Republicans Who No Longer Recognize Their Own Party Are Fleeing Trump
One of the great things about the Democratic Party that used to exist ideologically in the Republican Party is diversity. There used to be different kinds of Republicans in the GOP, and even though the press loves to target the diversity of ideas in the Democratic Party, the Democrats have become the true big tent. Trump has transformed the Republican Party into a far-right shell of extremist views that are the tentpoles of Trumpism.
The result is that Republicans who aren’t extremists, and who believe in things like democracy and not stealing healthcare from the poor are finding that there is no place for them in Trump‘s party.
The Republican Party is shrinking under Trump
Trump has accelerated the demographic problems in the Republican Party. The Republicans have been unable to attract younger voters. The demographic decline began at the end of the George W. Bush presidency and had only grown in the decade since. The backbone of the Republican Party is white rural voters over age 50, specifically men.

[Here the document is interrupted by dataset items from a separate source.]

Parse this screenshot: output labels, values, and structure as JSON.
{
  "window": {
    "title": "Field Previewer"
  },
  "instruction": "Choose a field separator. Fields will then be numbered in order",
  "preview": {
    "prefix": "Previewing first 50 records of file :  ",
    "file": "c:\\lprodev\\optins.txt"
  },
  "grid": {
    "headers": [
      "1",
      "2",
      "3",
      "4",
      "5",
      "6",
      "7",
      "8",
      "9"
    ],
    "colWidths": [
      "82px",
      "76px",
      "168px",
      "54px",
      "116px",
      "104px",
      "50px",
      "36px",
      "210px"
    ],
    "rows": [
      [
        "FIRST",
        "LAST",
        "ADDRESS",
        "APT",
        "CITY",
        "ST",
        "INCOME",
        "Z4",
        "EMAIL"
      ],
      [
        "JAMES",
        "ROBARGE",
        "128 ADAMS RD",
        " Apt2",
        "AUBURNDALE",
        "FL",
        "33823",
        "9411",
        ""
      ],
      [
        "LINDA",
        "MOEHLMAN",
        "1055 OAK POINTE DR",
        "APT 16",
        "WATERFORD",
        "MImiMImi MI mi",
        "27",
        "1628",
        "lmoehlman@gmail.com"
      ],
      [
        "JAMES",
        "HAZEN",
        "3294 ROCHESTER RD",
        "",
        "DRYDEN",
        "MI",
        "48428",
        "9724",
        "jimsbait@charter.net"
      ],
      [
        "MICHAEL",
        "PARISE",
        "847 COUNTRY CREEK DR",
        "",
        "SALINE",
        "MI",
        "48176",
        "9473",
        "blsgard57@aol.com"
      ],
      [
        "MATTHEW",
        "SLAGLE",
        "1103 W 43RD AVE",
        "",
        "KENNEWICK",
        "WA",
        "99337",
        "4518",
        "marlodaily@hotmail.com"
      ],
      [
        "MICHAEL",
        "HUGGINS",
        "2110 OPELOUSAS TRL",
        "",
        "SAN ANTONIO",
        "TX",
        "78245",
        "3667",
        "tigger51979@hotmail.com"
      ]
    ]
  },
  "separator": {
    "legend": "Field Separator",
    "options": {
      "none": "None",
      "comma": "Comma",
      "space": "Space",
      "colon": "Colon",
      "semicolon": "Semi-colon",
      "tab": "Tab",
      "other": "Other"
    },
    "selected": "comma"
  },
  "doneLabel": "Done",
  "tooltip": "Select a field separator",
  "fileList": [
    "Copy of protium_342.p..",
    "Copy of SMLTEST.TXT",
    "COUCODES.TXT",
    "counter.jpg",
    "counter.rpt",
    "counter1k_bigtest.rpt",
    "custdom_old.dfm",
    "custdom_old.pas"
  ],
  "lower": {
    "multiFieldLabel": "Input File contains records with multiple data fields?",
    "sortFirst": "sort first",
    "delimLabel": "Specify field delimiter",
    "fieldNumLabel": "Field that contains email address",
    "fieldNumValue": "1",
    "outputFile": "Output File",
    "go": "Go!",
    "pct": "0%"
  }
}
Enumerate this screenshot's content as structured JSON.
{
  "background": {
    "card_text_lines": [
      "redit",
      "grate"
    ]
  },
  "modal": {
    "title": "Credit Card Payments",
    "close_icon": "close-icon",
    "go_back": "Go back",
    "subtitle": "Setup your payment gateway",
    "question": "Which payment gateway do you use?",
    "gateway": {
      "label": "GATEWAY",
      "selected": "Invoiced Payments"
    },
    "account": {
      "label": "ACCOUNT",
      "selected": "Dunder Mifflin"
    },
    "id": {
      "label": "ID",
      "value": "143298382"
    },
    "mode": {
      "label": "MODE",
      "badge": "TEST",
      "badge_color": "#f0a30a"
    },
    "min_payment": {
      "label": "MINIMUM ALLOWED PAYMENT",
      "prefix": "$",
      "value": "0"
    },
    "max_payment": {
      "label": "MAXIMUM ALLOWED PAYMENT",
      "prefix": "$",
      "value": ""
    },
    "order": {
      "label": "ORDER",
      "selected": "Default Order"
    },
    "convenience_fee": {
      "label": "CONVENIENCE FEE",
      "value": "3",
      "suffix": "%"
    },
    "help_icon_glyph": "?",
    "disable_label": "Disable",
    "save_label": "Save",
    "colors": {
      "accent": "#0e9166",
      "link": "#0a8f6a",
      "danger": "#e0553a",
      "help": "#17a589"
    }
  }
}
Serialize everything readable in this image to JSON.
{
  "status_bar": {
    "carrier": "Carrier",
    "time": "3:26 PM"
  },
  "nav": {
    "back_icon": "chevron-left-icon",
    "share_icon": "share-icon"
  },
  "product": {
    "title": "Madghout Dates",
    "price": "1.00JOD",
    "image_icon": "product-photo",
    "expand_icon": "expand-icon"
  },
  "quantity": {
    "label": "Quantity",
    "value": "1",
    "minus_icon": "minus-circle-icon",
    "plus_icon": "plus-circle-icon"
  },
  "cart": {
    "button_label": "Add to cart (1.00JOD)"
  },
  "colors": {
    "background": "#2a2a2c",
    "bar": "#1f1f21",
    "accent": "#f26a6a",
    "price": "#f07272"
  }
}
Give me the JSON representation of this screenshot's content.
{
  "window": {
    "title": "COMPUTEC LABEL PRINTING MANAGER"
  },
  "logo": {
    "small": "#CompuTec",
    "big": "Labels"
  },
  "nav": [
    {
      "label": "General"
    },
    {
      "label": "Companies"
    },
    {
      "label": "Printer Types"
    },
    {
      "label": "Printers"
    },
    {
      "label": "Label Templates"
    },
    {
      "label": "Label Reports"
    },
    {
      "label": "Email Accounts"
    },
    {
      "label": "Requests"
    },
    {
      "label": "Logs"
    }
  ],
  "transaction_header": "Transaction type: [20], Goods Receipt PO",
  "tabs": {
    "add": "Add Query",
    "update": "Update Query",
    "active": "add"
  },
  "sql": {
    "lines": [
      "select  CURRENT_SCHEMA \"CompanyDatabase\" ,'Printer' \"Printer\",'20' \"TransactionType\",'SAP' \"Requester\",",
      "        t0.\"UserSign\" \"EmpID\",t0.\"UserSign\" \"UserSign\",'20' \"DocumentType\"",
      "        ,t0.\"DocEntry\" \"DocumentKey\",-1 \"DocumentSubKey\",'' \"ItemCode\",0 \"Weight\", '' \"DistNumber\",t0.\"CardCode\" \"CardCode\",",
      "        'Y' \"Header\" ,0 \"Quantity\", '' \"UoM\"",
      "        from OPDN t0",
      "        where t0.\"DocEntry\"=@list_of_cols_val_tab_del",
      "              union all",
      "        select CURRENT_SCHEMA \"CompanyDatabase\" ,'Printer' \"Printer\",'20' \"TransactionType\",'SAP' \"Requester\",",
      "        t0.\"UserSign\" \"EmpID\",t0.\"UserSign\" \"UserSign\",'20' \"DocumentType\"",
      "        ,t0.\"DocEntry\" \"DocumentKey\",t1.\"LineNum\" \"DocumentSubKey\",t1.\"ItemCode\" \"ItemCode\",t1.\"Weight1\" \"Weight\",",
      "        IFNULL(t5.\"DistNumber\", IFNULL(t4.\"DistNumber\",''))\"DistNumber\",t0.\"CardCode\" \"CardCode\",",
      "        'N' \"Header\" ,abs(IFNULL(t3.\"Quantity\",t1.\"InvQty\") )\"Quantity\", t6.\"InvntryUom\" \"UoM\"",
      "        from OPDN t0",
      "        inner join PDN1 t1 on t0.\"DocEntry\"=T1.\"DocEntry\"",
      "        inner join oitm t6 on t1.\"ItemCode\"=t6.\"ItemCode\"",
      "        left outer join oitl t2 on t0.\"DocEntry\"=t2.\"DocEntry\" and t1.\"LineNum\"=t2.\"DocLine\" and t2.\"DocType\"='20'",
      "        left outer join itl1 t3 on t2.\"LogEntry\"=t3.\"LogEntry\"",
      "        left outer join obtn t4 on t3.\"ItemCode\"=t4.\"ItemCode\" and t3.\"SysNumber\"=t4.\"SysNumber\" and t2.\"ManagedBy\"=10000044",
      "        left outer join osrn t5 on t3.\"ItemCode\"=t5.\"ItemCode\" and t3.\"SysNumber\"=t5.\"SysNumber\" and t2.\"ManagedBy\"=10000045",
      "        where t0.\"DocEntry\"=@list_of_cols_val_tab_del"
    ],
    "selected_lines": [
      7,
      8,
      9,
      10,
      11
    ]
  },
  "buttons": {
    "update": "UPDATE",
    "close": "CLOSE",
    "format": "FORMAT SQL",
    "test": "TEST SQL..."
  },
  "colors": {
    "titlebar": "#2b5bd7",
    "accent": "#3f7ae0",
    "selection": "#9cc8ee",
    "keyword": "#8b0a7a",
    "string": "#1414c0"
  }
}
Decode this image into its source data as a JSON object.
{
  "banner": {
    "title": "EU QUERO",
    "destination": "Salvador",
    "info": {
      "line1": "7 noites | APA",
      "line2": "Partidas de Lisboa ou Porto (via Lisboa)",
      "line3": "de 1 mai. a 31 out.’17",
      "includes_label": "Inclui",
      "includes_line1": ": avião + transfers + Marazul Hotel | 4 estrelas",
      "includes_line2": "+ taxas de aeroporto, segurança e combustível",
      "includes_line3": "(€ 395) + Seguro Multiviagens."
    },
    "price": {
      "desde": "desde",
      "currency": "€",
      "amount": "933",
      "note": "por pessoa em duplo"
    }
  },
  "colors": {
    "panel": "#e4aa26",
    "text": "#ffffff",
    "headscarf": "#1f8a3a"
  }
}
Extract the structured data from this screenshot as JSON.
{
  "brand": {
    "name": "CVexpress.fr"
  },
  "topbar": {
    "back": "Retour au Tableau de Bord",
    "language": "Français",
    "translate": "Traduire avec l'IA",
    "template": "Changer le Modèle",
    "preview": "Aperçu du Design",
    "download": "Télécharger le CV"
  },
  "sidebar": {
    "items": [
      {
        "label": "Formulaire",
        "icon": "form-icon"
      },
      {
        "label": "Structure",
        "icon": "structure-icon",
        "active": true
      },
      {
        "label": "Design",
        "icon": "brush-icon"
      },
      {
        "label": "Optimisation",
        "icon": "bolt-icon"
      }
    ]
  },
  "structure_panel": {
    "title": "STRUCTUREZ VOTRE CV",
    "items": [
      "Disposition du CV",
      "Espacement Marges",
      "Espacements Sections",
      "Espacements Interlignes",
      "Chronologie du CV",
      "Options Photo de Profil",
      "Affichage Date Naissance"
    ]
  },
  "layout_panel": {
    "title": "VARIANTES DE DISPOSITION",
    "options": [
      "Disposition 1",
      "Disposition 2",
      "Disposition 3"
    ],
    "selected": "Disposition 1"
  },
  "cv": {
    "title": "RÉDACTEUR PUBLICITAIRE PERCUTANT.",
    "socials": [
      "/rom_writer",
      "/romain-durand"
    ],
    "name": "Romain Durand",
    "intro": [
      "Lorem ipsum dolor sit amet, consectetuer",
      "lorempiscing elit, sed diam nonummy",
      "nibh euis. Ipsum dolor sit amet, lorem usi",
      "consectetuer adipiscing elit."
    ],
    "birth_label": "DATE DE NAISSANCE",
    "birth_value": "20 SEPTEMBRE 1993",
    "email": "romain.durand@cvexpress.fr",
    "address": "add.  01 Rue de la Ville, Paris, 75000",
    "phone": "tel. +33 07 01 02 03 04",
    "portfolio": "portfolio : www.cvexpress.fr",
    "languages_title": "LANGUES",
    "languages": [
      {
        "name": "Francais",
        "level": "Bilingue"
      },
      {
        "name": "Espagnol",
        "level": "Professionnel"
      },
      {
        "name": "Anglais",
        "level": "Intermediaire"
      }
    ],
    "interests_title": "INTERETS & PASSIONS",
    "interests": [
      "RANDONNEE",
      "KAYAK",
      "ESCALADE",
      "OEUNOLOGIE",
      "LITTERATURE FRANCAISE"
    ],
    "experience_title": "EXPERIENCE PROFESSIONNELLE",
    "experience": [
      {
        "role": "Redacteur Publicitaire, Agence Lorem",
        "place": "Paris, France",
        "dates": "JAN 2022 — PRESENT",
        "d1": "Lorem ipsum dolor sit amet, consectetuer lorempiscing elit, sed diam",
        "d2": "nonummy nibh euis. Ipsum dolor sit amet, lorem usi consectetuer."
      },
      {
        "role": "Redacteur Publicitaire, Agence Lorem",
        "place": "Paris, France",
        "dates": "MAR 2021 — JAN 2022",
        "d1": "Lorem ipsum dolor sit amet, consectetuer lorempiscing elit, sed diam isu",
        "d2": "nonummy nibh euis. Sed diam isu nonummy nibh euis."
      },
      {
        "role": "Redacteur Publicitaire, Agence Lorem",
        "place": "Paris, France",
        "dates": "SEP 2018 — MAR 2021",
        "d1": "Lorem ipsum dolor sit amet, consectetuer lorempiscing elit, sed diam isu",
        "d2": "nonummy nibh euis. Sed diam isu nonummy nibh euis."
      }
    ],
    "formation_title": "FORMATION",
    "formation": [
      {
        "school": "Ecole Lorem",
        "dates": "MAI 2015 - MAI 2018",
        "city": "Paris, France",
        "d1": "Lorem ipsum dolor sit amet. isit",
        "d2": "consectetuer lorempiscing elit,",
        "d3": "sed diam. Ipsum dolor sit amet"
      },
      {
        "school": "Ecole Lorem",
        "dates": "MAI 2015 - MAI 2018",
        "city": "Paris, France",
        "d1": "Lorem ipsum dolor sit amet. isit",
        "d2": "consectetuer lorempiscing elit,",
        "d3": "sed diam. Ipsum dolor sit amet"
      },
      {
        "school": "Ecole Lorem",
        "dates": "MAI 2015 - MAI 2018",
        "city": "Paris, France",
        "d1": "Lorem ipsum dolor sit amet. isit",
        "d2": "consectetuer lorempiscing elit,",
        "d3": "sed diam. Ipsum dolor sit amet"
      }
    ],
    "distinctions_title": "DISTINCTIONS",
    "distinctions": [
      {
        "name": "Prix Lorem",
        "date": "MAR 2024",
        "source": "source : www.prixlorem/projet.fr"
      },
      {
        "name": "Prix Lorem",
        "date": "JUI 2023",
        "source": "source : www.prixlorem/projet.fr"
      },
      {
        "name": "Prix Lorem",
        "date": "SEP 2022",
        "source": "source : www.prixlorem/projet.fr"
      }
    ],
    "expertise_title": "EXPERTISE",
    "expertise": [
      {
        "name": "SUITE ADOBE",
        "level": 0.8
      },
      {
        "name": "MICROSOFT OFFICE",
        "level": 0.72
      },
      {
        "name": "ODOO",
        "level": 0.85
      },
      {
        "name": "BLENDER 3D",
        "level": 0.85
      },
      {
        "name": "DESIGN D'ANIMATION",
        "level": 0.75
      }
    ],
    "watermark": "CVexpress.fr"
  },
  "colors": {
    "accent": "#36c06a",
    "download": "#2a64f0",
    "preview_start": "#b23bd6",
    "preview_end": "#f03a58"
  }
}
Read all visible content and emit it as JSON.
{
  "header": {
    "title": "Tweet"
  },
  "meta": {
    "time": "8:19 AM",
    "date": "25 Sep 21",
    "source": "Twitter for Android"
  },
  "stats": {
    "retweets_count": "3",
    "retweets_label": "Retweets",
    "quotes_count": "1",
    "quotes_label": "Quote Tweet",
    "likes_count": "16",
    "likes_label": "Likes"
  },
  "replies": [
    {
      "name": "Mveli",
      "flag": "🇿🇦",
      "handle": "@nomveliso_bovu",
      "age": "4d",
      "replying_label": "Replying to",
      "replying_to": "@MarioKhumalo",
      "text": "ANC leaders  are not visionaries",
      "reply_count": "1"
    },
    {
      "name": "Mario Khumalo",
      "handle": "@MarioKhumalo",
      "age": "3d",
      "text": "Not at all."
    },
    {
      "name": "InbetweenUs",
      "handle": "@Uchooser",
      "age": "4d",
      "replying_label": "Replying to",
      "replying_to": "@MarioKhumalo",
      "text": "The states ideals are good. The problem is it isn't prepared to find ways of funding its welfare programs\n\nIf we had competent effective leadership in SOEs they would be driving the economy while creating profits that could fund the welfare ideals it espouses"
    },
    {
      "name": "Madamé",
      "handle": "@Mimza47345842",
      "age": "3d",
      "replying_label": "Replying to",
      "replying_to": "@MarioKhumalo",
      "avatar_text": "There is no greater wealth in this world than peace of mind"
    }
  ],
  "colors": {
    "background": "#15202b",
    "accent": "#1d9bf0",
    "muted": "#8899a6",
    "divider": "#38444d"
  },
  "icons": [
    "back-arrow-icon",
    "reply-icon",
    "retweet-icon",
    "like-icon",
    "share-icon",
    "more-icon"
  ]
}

As the Brookings Institute wrote in 2018, “A political party that can’t attract young people, especially in a generation that is as big as the Millennial generation—America’s largest demographic group—is not a party with a very bright future. So although Trump, while focusing on the base, has made the Republican Party his, come November it may not be as much of an advantage.”
Trump is a fossil representing a bygone era whose howls don’t echo strength, but the death rattle of a dying political party.